Quase metade dos prefeitos da Paraíba remaneja verbas para executar emendas de vereadores; entenda

Cerca de 48% dos prefeitos paraibanos estariam sendo forçados a tirar verba do planejamento original da cidade para cobrir um “desfalque” deixado por vereadores no encaminhamento de emendas.

Um estudo inédito divulgado pela Confederação Nacional de Municípios (CNM) e apurado pelo Jornal da Paraíba aponta que em 60% dos municípios do Estado que têm previsão de emendas parlamentares, o dinheiro indicado pelos parlamentares é insuficiente para cobrir os custos dos projetos. Isso faz com que quase metade dos gestores precisem retirar recursos do orçamento original da administração para cobrir o buraco deixado pelo Legislativo.

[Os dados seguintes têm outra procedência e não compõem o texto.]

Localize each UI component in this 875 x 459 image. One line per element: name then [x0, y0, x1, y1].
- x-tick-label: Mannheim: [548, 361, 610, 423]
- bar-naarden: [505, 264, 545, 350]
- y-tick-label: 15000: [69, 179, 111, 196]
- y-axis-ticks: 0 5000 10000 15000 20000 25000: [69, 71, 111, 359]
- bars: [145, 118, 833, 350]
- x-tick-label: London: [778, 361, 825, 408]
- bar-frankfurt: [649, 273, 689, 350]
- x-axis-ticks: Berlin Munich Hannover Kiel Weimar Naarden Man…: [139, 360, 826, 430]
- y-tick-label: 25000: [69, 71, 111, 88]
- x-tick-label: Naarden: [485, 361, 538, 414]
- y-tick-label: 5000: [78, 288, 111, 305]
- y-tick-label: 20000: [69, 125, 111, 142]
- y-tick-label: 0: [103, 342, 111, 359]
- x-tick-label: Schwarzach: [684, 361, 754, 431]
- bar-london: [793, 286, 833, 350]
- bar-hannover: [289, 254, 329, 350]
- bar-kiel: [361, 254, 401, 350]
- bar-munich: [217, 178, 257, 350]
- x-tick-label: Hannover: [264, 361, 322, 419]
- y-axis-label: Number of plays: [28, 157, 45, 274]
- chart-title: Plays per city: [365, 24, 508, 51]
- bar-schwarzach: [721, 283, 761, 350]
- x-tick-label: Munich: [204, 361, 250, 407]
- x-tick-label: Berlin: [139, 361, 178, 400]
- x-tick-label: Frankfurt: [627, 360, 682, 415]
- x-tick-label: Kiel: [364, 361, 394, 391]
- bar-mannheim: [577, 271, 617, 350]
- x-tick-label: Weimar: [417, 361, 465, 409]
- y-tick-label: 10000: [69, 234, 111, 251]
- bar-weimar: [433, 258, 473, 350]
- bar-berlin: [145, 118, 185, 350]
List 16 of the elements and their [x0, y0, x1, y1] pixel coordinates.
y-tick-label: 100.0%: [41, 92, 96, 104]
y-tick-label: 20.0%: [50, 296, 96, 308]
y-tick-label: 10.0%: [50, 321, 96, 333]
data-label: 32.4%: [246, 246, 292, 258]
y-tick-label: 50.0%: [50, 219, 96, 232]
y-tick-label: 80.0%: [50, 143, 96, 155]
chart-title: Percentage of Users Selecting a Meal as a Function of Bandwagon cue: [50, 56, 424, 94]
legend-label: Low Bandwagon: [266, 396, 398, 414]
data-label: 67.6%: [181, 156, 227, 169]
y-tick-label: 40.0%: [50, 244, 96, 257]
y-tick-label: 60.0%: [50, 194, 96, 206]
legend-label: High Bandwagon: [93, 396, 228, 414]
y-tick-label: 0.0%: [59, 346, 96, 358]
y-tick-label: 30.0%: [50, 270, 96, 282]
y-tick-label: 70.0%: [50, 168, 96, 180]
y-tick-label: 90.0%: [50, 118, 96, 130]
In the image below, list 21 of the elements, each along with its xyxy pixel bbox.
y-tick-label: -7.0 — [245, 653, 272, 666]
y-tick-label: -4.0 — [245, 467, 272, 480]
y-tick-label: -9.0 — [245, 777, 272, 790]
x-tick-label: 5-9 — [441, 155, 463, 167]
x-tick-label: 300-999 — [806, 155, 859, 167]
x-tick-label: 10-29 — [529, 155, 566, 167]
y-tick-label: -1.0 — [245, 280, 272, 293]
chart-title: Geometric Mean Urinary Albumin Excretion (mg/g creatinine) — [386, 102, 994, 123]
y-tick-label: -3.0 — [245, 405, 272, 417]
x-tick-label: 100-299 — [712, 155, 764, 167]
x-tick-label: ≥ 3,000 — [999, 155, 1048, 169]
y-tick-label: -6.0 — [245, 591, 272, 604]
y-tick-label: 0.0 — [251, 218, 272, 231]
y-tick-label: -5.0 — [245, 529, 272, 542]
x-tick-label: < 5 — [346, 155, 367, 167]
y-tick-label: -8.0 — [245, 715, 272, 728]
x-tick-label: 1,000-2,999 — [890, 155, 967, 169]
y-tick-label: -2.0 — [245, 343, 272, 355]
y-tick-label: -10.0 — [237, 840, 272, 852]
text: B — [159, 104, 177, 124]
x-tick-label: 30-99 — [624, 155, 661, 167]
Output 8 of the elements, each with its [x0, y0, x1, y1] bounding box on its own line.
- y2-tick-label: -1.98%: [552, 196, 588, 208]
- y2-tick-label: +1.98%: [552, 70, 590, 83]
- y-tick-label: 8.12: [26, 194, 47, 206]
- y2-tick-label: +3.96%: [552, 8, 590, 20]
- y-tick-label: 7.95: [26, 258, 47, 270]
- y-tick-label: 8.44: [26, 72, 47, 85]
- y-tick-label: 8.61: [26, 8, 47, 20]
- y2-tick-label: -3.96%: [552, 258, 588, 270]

Mesmo que apenas 24% das cidades paraibanas tenham adotado o sistema de emenda impositiva, mecanismo que obriga o prefeito a pagar as obras indicadas pelos vereadores, o sistema gera impacto nas contas públicas das prefeituras.

Apesar do entendimento do Supremo Tribunal Federal (STF) que estabelece que essas emendas devem respeitar o limite de 1,55% da Receita Corrente Líquida (RCL), a CNM aponta que parte das câmaras municipais na Paraíba ignora o teto.

Entre as cidades paraibanas que responderam ao estudo, 28% admitem reservar percentuais acima do limite legal. Há inclusive o registro de um caso registrado de município destinando mais de 3% de sua receita total apenas para as emendas parlamentares, sem citar qual seria.